Do you ever get a feeling of GooseBumps when you are listening a great song. Or you had a feeling that makes all the hair on your arm stand on end.
A writer remembered getting chilled. He was listening to ‘Whola Lotta Love’ by Led Zeppelin on the number 9 bus from Stourbridge when he was 16.
This is not usual. This is a very rare and unique condition. If you experience GooseBumps. Or Lumps in the throat while you are listening to music.
A former undergraduate, Matthew Sachs studied about this last year. He studied individuals who gets chills from music. And also studied how this feeling triggered.
He researched this on 20 students.
Out of 20, 10 admitted that they had this feelings in relation to music and 10 that didn’t.
And they took brain scans of all the students.
Team found that those students who emotional attached to music have different brain structure than those who don’t.

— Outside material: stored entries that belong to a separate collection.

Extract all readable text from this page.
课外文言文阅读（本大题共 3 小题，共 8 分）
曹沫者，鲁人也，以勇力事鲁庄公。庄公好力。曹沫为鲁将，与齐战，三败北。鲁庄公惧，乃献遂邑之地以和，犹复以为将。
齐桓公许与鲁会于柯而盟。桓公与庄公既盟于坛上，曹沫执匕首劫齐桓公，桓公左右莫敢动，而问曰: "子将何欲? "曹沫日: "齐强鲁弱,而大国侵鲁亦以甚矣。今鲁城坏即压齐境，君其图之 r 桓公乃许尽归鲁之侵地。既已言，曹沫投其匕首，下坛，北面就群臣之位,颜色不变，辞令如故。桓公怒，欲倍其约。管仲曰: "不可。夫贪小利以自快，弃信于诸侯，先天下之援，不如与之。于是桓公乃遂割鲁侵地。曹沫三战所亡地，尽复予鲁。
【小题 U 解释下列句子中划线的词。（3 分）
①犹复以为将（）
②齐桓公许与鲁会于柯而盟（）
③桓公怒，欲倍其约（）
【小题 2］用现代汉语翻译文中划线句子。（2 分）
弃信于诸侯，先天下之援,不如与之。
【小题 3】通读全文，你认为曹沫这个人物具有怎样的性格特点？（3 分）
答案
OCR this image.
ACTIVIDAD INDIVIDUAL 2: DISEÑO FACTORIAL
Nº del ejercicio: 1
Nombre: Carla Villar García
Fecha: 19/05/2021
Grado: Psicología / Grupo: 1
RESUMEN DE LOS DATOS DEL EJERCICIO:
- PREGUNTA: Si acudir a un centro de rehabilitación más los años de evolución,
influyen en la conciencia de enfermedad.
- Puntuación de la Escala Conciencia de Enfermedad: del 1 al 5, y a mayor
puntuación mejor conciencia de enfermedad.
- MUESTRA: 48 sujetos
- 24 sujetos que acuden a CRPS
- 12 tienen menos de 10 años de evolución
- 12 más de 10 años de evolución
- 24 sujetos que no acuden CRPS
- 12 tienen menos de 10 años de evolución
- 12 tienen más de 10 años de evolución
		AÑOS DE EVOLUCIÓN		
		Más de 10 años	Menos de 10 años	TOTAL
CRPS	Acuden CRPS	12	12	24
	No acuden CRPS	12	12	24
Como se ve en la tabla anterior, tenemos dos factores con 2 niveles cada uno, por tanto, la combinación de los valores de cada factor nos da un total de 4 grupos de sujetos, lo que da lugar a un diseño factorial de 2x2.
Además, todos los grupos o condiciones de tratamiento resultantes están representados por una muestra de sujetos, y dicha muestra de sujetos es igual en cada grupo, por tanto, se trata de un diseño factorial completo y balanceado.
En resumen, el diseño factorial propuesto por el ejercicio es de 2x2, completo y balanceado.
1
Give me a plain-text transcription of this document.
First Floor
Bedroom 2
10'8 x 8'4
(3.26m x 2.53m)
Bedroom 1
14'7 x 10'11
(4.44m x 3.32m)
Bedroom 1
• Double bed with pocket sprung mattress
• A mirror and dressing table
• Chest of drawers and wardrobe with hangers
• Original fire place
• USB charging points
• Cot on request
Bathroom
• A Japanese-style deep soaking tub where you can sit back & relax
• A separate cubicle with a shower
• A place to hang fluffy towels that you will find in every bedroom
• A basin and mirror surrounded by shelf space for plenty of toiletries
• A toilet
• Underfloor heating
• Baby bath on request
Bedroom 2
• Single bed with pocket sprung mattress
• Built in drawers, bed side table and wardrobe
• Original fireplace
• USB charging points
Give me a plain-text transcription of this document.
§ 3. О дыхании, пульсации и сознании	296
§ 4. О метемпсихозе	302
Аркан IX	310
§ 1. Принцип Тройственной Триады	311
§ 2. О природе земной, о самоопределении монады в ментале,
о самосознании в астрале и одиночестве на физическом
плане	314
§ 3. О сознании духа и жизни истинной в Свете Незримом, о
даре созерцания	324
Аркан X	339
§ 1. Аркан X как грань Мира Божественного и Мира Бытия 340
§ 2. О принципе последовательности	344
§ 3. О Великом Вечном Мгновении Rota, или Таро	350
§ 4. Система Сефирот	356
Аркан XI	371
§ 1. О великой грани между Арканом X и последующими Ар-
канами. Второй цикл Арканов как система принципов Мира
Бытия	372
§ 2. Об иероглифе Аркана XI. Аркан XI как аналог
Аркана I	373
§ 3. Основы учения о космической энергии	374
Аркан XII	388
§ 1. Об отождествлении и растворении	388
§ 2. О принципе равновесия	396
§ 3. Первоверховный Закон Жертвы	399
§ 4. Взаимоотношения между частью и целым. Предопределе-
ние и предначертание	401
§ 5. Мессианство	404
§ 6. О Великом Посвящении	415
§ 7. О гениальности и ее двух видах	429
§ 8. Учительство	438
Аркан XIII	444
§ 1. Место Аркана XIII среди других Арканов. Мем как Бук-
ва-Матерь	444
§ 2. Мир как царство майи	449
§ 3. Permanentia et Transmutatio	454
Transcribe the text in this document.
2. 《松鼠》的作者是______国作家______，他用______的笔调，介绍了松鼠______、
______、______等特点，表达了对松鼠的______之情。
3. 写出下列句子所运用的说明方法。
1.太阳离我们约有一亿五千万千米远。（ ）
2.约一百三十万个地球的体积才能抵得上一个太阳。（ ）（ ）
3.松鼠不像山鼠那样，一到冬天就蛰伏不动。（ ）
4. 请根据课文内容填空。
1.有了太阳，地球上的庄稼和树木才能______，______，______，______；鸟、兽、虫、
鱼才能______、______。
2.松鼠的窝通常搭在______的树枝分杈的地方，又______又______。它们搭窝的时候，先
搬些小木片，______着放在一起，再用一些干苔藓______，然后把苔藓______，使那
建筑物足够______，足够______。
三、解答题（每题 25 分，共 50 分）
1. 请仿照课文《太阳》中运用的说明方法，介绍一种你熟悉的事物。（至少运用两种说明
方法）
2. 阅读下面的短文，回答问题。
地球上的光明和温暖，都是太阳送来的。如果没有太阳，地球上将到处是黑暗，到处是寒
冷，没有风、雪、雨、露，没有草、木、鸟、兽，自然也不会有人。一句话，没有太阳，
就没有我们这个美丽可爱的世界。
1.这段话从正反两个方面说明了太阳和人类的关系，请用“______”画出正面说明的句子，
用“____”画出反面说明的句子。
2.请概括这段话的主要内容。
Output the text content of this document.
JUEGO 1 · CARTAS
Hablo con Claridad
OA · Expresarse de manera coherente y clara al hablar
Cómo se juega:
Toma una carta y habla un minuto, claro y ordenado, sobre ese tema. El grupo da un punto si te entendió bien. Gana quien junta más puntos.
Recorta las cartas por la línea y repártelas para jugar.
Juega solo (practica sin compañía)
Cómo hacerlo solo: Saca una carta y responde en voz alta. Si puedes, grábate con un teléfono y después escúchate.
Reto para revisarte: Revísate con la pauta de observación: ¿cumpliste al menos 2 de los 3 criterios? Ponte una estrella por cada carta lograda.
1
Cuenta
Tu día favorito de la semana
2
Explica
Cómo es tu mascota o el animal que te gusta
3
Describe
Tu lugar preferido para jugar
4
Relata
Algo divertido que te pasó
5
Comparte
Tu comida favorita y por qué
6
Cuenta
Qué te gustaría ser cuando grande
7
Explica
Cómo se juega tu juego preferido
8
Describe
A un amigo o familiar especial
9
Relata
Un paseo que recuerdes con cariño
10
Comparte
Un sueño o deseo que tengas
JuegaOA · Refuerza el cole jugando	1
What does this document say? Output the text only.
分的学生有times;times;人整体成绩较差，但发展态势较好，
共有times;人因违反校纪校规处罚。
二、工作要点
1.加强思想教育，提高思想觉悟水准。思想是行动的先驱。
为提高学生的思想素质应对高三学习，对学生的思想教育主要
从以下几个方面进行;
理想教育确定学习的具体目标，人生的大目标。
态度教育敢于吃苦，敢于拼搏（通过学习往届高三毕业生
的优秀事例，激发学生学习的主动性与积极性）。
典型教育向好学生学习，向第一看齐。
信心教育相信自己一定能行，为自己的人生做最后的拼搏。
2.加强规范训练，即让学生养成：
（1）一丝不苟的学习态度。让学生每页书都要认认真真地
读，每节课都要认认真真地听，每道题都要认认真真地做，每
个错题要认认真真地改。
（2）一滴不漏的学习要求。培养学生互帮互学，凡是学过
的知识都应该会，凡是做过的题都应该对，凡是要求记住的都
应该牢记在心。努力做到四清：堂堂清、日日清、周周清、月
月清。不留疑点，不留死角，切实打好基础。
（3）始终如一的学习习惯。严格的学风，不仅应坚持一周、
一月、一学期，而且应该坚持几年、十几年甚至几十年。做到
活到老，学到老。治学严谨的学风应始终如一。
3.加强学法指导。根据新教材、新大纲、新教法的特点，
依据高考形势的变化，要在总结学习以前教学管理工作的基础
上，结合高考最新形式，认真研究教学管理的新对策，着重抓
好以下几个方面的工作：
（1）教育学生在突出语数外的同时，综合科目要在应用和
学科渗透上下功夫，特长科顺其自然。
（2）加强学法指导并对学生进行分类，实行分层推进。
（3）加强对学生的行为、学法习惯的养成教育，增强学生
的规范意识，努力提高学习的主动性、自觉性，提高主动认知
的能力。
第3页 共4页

The study showed that this tends to have a denser volume of fibers. Those fibers than connect with their auditory cortex.
And also connect with areas that process emotions means the two can communicate better.
More Fibers and increased efficiency between two regions helped us. It helped us to have more efficient processing between both regions.
It means if we get more chills from our favorite music then we have more stronger and intense emotions.
Also, these sensations we have with memories linked with a certain songs. And this can’t be controlled in a laboratory settings.
Yet, this study was small in size but results are incredible.
Sachs is currently conducting further research. This research will look at the brain activity when listening to songs that register certain reactions.
Sachs said that by doing so, he will try to figure out what neurology causes these reaction. And will try to actually tap into the treatment for psychological disorders.
Depression causes an inability to experience pleasure of everyday things. You could use music with a therapist to explore feelings.